The actual Barcelona has Griezmann instead of Neymar. Is it another Barça, or is it the same? Many years would have to pass before Barça will be not recognizable and considered something else. In biology, the same process occurs. However, bacteria and viruses reproduce very quickly, they sign new nucleotides incessantly, and scientists are driven crazy to determine when they are no longer the same species, and when they are different. The day that Messi, Busquets, and Piqué retire, then the change would be so important as to say that Barça is another Barça, different from the one that won the Champions League in London and Rome.
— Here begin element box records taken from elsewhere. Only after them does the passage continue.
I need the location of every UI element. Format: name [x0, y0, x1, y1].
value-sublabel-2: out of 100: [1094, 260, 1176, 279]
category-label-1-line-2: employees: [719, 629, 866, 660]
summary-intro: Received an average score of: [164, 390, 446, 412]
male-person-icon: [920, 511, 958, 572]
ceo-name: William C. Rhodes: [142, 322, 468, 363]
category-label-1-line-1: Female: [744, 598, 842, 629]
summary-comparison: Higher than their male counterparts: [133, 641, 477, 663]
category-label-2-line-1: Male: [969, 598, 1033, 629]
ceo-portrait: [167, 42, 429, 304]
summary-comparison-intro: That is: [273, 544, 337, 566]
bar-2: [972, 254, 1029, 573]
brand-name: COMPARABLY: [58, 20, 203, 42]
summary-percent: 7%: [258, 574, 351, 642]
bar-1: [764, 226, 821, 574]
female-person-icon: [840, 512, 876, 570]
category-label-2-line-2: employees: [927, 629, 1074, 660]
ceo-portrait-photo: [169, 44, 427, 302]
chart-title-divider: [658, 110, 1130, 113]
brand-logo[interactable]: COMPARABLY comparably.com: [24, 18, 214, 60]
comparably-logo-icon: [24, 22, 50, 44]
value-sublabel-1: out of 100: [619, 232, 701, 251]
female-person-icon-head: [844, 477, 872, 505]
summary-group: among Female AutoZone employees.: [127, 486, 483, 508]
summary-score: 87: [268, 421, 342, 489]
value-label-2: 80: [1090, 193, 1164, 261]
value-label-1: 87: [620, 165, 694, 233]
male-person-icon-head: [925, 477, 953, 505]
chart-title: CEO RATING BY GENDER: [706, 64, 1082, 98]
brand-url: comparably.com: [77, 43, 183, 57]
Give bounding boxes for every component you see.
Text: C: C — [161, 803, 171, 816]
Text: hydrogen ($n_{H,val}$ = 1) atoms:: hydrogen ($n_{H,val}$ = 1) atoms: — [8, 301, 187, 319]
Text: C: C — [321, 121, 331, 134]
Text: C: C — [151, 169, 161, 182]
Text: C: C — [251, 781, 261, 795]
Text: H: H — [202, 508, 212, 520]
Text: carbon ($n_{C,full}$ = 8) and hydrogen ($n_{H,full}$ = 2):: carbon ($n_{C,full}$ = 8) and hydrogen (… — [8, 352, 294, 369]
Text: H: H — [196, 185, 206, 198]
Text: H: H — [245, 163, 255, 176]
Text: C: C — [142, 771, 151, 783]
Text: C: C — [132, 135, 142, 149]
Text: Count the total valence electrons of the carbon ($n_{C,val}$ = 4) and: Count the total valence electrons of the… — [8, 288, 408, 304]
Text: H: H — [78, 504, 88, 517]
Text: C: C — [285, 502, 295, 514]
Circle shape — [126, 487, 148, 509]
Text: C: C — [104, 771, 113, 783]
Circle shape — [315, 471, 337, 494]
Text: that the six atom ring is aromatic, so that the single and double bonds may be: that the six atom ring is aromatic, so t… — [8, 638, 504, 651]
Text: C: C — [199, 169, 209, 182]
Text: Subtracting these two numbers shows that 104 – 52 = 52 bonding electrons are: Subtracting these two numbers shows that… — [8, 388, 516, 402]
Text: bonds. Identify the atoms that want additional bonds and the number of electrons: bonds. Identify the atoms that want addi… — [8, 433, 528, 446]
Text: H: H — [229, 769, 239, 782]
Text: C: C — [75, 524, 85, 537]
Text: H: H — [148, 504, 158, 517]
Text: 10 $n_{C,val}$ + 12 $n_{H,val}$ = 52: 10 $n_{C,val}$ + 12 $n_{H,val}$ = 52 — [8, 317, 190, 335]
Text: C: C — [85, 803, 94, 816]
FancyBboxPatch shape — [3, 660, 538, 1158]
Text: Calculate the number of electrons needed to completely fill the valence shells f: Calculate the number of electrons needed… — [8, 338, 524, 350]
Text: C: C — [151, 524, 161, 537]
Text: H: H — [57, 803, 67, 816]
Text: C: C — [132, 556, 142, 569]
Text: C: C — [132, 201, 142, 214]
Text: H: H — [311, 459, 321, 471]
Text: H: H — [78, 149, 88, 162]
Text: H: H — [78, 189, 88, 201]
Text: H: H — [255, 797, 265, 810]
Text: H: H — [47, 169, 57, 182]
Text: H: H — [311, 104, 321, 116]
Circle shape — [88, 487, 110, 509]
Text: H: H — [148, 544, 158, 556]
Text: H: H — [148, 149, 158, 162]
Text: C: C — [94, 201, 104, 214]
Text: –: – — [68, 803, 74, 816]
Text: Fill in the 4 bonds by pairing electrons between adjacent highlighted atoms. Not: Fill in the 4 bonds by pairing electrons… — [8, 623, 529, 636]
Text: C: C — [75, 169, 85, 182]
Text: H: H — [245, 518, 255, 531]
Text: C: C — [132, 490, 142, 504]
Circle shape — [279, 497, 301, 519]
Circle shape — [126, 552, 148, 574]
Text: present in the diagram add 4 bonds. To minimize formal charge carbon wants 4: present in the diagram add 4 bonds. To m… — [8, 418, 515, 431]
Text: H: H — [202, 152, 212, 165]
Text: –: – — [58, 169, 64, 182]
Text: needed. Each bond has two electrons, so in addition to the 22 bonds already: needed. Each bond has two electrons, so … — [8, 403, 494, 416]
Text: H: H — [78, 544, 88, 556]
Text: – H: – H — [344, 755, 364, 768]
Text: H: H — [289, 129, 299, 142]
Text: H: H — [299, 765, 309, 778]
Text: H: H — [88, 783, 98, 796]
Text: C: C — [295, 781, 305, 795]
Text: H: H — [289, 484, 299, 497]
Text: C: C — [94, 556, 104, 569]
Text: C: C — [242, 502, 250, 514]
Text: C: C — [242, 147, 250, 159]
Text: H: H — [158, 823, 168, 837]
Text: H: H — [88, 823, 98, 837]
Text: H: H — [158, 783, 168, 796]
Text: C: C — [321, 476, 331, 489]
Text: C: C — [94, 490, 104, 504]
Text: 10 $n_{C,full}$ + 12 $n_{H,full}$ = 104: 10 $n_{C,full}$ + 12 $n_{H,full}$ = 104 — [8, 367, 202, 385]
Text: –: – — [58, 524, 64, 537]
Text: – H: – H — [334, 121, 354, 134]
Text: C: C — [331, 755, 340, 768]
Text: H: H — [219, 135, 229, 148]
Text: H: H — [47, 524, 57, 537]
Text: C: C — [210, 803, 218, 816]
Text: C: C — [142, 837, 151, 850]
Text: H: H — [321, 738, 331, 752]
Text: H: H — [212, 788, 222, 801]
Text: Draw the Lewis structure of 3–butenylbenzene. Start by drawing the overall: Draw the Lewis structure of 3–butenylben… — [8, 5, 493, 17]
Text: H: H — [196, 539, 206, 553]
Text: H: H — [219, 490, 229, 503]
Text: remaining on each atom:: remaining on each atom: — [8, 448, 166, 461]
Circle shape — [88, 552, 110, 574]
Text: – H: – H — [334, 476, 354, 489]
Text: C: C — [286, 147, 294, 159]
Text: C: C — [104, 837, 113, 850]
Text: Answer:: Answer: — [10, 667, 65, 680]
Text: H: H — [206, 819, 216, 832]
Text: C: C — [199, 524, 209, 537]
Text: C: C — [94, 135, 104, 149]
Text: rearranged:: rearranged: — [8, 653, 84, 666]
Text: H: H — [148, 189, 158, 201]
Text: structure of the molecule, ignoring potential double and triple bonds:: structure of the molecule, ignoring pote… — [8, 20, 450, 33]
For now, the SARS-Cov-2 virus has changed, but not so much to say that it is different from the Chinese.
Although the present coronavirus may carry some different nucleotides, as a whole it is still a virus with a great capacity of score goals —in terms of the ability to infect—, approximately three times more than the flu virus. Another drawback is that since SARS-Cov-2 score a goal (the day it infects you) until the VAR considers it good (the day symptoms appear), it can take up to fourteen days —although normally takes five—, and still VAR does not act in most goals (people who have the virus, but are asymptomatic).